CONCLUSIONS: TrueMark™ MSI provides a fast, reliable and highly automated solution to MSI detection in Chinese CRC patients, and the new 6-marker panel we established shows promise deserving further evaluation.
摘要:
背景:微卫星不稳定性(MSI)和错配修复(MMR)检测在评估预后和治疗选择方面很有价值。然而,常规检测方法如免疫组织化学(IHC)受限于结果不完全一致以及较长的周转时间.TrueMark™MSI分析是一种新型的MSI分析解决方案,但缺乏对中国结直肠癌(CRC)患者的研究支持。
方法:收集通过IHC鉴定的60dMMR和60pMMRCRC样品,并使用TrueMark™MSI测定用13个标记的扩展组检测它们的MSI状态。评估并分析了TrueMark™MSI测试和MMRIHC分析之间的总体性能和诊断一致性。
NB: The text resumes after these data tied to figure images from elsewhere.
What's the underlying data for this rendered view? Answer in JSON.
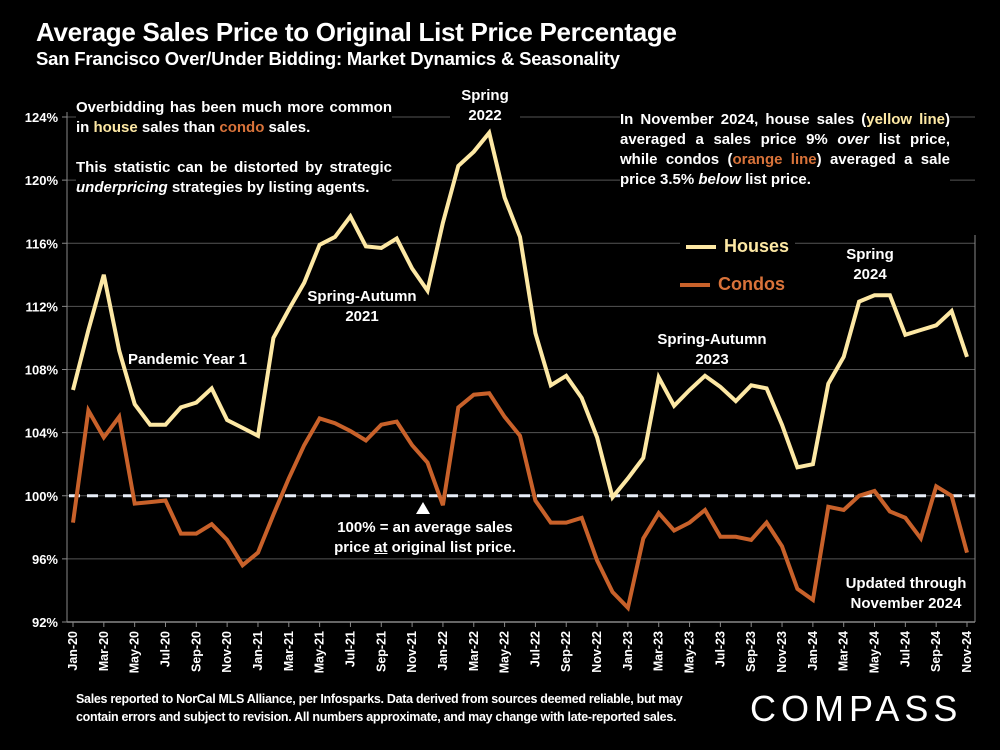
{
  "header": {
    "title": "Average Sales Price to Original List Price Percentage",
    "subtitle": "San Francisco Over/Under Bidding: Market Dynamics & Seasonality"
  },
  "colors": {
    "houses": "#fde8a4",
    "condos": "#c8612a",
    "background": "#000000",
    "reference_line": "#e8eef8"
  },
  "annotations": {
    "left_box": {
      "line1_a": "Overbidding has been much more common in ",
      "house_word": "house",
      "line1_b": " sales than ",
      "condo_word": "condo",
      "line1_c": " sales.",
      "line2_a": "This statistic can be distorted by strategic ",
      "underpricing": "underpricing",
      "line2_b": " strategies by listing agents."
    },
    "right_box": {
      "p1": "In November 2024, house sales (",
      "yellow_line": "yellow line",
      "p2": ") averaged a sales price 9% ",
      "over": "over",
      "p3": " list price, while condos (",
      "orange_line": "orange line",
      "p4": ") averaged a sale price 3.5% ",
      "below": "below",
      "p5": " list price."
    },
    "spring_2022": [
      "Spring",
      "2022"
    ],
    "spring_autumn_2021": [
      "Spring-Autumn",
      "2021"
    ],
    "pandemic_year_1": "Pandemic Year 1",
    "spring_autumn_2023": [
      "Spring-Autumn",
      "2023"
    ],
    "spring_2024": [
      "Spring",
      "2024"
    ],
    "reference_note": {
      "line1": "100% = an average sales",
      "line2_a": "price ",
      "line2_at": "at",
      "line2_b": " original list price."
    },
    "updated": [
      "Updated through",
      "November 2024"
    ]
  },
  "footer": {
    "disclaimer_line1": "Sales reported to NorCal MLS Alliance, per Infosparks. Data derived from sources deemed reliable, but may",
    "disclaimer_line2": "contain errors and subject to revision. All numbers approximate, and may change with late-reported sales.",
    "logo": "COMPASS"
  },
  "chart_data": {
    "type": "line",
    "title": "Average Sales Price to Original List Price Percentage",
    "subtitle": "San Francisco Over/Under Bidding: Market Dynamics & Seasonality",
    "xlabel": "",
    "ylabel": "",
    "ylim": [
      92,
      124
    ],
    "yticks": [
      92,
      96,
      100,
      104,
      108,
      112,
      116,
      120,
      124
    ],
    "ytick_labels": [
      "92%",
      "96%",
      "100%",
      "104%",
      "108%",
      "112%",
      "116%",
      "120%",
      "124%"
    ],
    "grid": true,
    "reference_line": 100,
    "legend_position": "center-right",
    "x": [
      "Jan-20",
      "Feb-20",
      "Mar-20",
      "Apr-20",
      "May-20",
      "Jun-20",
      "Jul-20",
      "Aug-20",
      "Sep-20",
      "Oct-20",
      "Nov-20",
      "Dec-20",
      "Jan-21",
      "Feb-21",
      "Mar-21",
      "Apr-21",
      "May-21",
      "Jun-21",
      "Jul-21",
      "Aug-21",
      "Sep-21",
      "Oct-21",
      "Nov-21",
      "Dec-21",
      "Jan-22",
      "Feb-22",
      "Mar-22",
      "Apr-22",
      "May-22",
      "Jun-22",
      "Jul-22",
      "Aug-22",
      "Sep-22",
      "Oct-22",
      "Nov-22",
      "Dec-22",
      "Jan-23",
      "Feb-23",
      "Mar-23",
      "Apr-23",
      "May-23",
      "Jun-23",
      "Jul-23",
      "Aug-23",
      "Sep-23",
      "Oct-23",
      "Nov-23",
      "Dec-23",
      "Jan-24",
      "Feb-24",
      "Mar-24",
      "Apr-24",
      "May-24",
      "Jun-24",
      "Jul-24",
      "Aug-24",
      "Sep-24",
      "Oct-24",
      "Nov-24"
    ],
    "xtick_labels": [
      "Jan-20",
      "Mar-20",
      "May-20",
      "Jul-20",
      "Sep-20",
      "Nov-20",
      "Jan-21",
      "Mar-21",
      "May-21",
      "Jul-21",
      "Sep-21",
      "Nov-21",
      "Jan-22",
      "Mar-22",
      "May-22",
      "Jul-22",
      "Sep-22",
      "Nov-22",
      "Jan-23",
      "Mar-23",
      "May-23",
      "Jul-23",
      "Sep-23",
      "Nov-23",
      "Jan-24",
      "Mar-24",
      "May-24",
      "Jul-24",
      "Sep-24",
      "Nov-24"
    ],
    "series": [
      {
        "name": "Houses",
        "color": "#fde8a4",
        "values": [
          106.7,
          110.5,
          114.0,
          109.2,
          105.8,
          104.5,
          104.5,
          105.6,
          105.9,
          106.8,
          104.8,
          104.3,
          103.8,
          110.0,
          111.8,
          113.5,
          115.9,
          116.4,
          117.7,
          115.8,
          115.7,
          116.3,
          114.4,
          113.0,
          117.3,
          120.9,
          121.8,
          123.0,
          118.9,
          116.4,
          110.3,
          107.0,
          107.6,
          106.2,
          103.7,
          99.9,
          101.1,
          102.4,
          107.5,
          105.7,
          106.7,
          107.6,
          106.9,
          106.0,
          107.0,
          106.8,
          104.5,
          101.8,
          102.0,
          107.1,
          108.8,
          112.3,
          112.7,
          112.7,
          110.2,
          110.5,
          110.8,
          111.7,
          108.8
        ]
      },
      {
        "name": "Condos",
        "color": "#c8612a",
        "values": [
          98.3,
          105.4,
          103.7,
          105.0,
          99.5,
          99.6,
          99.7,
          97.6,
          97.6,
          98.2,
          97.2,
          95.6,
          96.4,
          98.8,
          101.1,
          103.2,
          104.9,
          104.6,
          104.1,
          103.5,
          104.5,
          104.7,
          103.2,
          102.1,
          99.4,
          105.6,
          106.4,
          106.5,
          105.0,
          103.8,
          99.7,
          98.3,
          98.3,
          98.6,
          95.9,
          93.9,
          92.9,
          97.3,
          98.9,
          97.8,
          98.3,
          99.1,
          97.4,
          97.4,
          97.2,
          98.3,
          96.8,
          94.1,
          93.4,
          99.3,
          99.1,
          100.0,
          100.3,
          99.0,
          98.6,
          97.3,
          100.6,
          100.0,
          96.4
        ]
      }
    ]
  }
}
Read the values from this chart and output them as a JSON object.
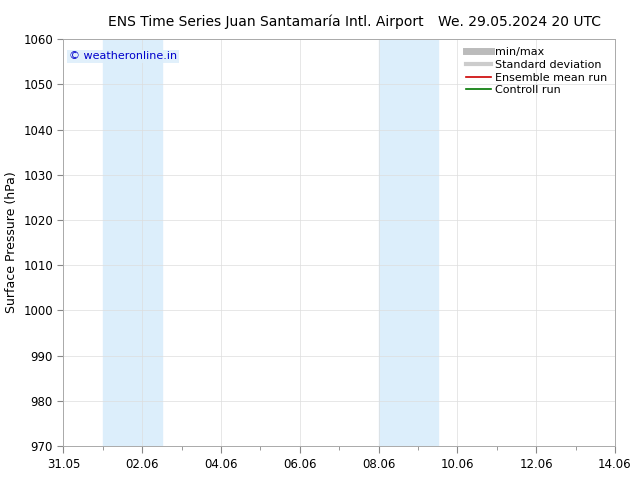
{
  "title_left": "ENS Time Series Juan Santamaría Intl. Airport",
  "title_right": "We. 29.05.2024 20 UTC",
  "ylabel": "Surface Pressure (hPa)",
  "ylim": [
    970,
    1060
  ],
  "yticks": [
    970,
    980,
    990,
    1000,
    1010,
    1020,
    1030,
    1040,
    1050,
    1060
  ],
  "x_start_day": 0,
  "x_end_day": 14,
  "xtick_labels": [
    "31.05",
    "02.06",
    "04.06",
    "06.06",
    "08.06",
    "10.06",
    "12.06",
    "14.06"
  ],
  "xtick_positions": [
    0,
    2,
    4,
    6,
    8,
    10,
    12,
    14
  ],
  "shaded_bands": [
    {
      "x_start": 1,
      "x_end": 2.5,
      "color": "#dceefb"
    },
    {
      "x_start": 8,
      "x_end": 9.5,
      "color": "#dceefb"
    }
  ],
  "watermark_text": "© weatheronline.in",
  "watermark_color": "#0000cc",
  "watermark_bg": "#dceefb",
  "legend_entries": [
    {
      "label": "min/max",
      "color": "#bbbbbb",
      "lw": 5,
      "linestyle": "-"
    },
    {
      "label": "Standard deviation",
      "color": "#cccccc",
      "lw": 3,
      "linestyle": "-"
    },
    {
      "label": "Ensemble mean run",
      "color": "#cc0000",
      "lw": 1.2,
      "linestyle": "-"
    },
    {
      "label": "Controll run",
      "color": "#007700",
      "lw": 1.2,
      "linestyle": "-"
    }
  ],
  "background_color": "#ffffff",
  "plot_bg_color": "#ffffff",
  "grid_color": "#dddddd",
  "title_fontsize": 10,
  "tick_fontsize": 8.5,
  "ylabel_fontsize": 9,
  "legend_fontsize": 8
}
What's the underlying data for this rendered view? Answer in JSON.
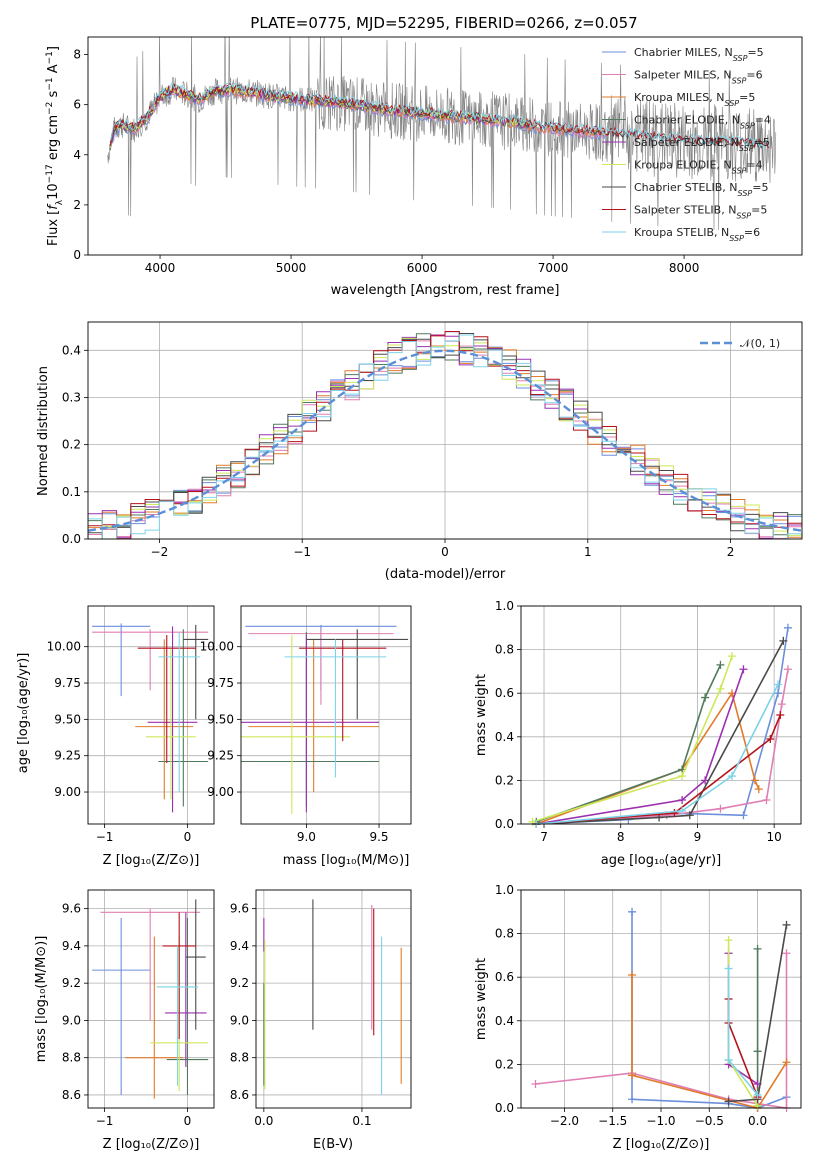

结果:根据TrueMark™测试,120个(45.8%)CRC中的55个被鉴定为MSI高(MSI-H),在≥4/13标记处不稳定。与MMRIHC分析相比,实现了94.2%的总体百分比一致性和0.883的Kappa。对于七个不一致的样本,进行了肿瘤突变负荷分析,结果支持TrueMark™检验诊断.此外,通过多元逻辑回归模型建立了由NR-21、NR-24、NR-27、ABI-16、ABI-17和ABI-20B组成的优化面板,并且在训练集和验证集中与用于MSI检测的13标记组显示100%的一致性。
结论:TrueMark™MSI提供了一种快速、可靠且高度自动化的中国CRC患者MSI检测解决方案,我们建立的新的6标记小组显示出值得进一步评估的希望。
方法:收集通过IHC鉴定的60dMMR和60pMMRCRC样品,并使用TrueMark™MSI测定用13个标记的扩展组检测它们的MSI状态。评估并分析了TrueMark™MSI测试和MMRIHC分析之间的总体性能和诊断一致性。
结果:根据TrueMark™测试,120个(45.8%)CRC中的55个被鉴定为MSI高(MSI-H),在≥4/13标记处不稳定。与MMRIHC分析相比,实现了94.2%的总体百分比一致性和0.883的Kappa。对于七个不一致的样本,进行了肿瘤突变负荷分析,结果支持TrueMark™检验诊断.此外,通过多元逻辑回归模型建立了由NR-21、NR-24、NR-27、ABI-16、ABI-17和ABI-20B组成的优化面板,并且在训练集和验证集中与用于MSI检测的13标记组显示100%的一致性。
结论:TrueMark™MSI提供了一种快速、可靠且高度自动化的中国CRC患者MSI检测解决方案,我们建立的新的6标记小组显示出值得进一步评估的希望。